Übersichtsarbeiten - OUP 04/2021

Worauf gilt es, bei der oralen medikamentösen Schmerztherapie muskuloskelettaler Schmerzen zu achten?

Hinzukommt, dass die Wirksamkeit einer Opioid-Therapie bei orthopädisch-unfallchirurgischen und rheumatischen Erkrankungen überschätzt wird. So weist die 2018 publizierte SPACE-Studie bei Patienten mit chronischen Rückenschmerzen oder Cox-Gonarthrose über 1 Jahr keine signifikanten Unterschiede bezüglich der Schmerzreduktion zwischen der Opioid- und der Nicht-Opioid-Gruppe aus [7].

Bei akuten und schwerwiegenden Schmerzzuständen wie bei osteoporotischen Wirbelkörperfrakturen oder entzündlich-rheumatischen Erkrankungen wie Spondylarthritiden oder Spondylodiszitiden liegen zwar keine evidenzbasierten Empfehlungen für Opioide vor, allerdings ist hier ein individueller Therapieversuch gerechtfertigt.

In der LONTS S3-Leitlinie (Langzeit Anwendung von Opioide bei chronischen-nicht tumorbedingten Schmerzen, www.awmf.org/leitlinien/detail/ll/145-003.html) wird bei Therapieresistenz beziehungsweise Kontraindikation für Nicht-Opioid-Analgetika eine Empfehlung für den Einsatz bei chronischen Rücken-und Arthroseschmerzen ausgesprochen, allerdings eingeschränkt auf die Therapiedauer von 4–26 Wochen. Das heißt ein möglichst befristeter Einsatz mit Evaluation der Wirksamkeit wird gefordert. Die Indikation sollte auf einen relevanten somatischen Schmerzanteil mit Ineffizienz oder Unverträglichkeit anderer Analgetika und Versagen nicht-medikamentöser Therapiemaßnahmen beschränkt werden. Krankheitsbilder, bei denen funktionelle und psychische Aspekte im Vordergrund stehen, werden als Kontraindikationen für Opioide gesehen. Insbesondere betrifft dies das Fibromyalgie-Syndrom, anhaltende somatische Schmerzstörungen und primäre Kopfschmerzen.

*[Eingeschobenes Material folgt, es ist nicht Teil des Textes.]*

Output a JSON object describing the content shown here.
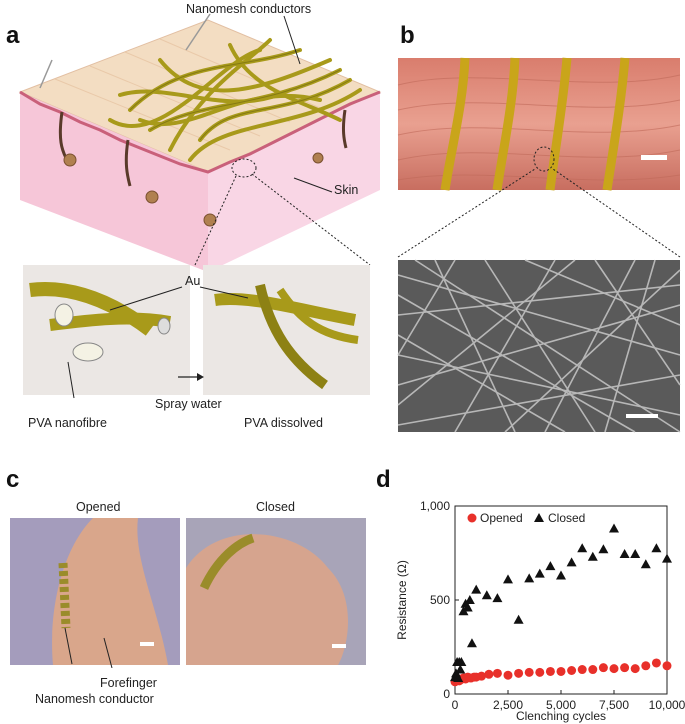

Bedeutsam während einer Opioidbehandlung sind auch Hinweise für einen Opioidfehlgebrauch, so bei konstanter Einnahme trotz geringer bis fehlender Wirksamkeit, trotz Aufklärung, Absprache und längerer ärztlicher Anbindung, wechselnde Schmerzlokalisationen und multilokuläre Ausbreitung (Generalisierung) der Schmerzen sowie eine opioidinduzierte Hyperalgesie (Erhöhung der Schmerzempfindlichkeit) und Opioidresistenz). Hinweise für einen Missbrauch bzw. Abhängigkeit sind ein hoher Ruheschmerz sowie eine Diskrepanz zwischen Schmerzangabe und Verhalten, Anfordern eines bestimmten Opioids, speziell von kurzwirksamen und schnellanflutenden Opioiden, Opioideinnahme überwiegend zur Symptomlinderung wie Distress, Unruhe, Angst, Depression und Schlafstörung, nicht abgesprochene Dosiserhöhungen, Drängen auf Dosiserhöhung ohne Verbesserung der Symptome bzw. Funktion, wiederholte Unzuverlässigkeiten oder mangelnde Compliance, verschwiegene zusätzliche Einnahme von Substanzen mit Suchtpotenzial, Veränderungen von vereinbarten Einnahmeintervallen, eigenständige Anpassung nach Bedarf und Abwehr von Therapieveränderungen sowie auch Wesensveränderungen unter der Therapie (z.B. Impulskontrollstörungen).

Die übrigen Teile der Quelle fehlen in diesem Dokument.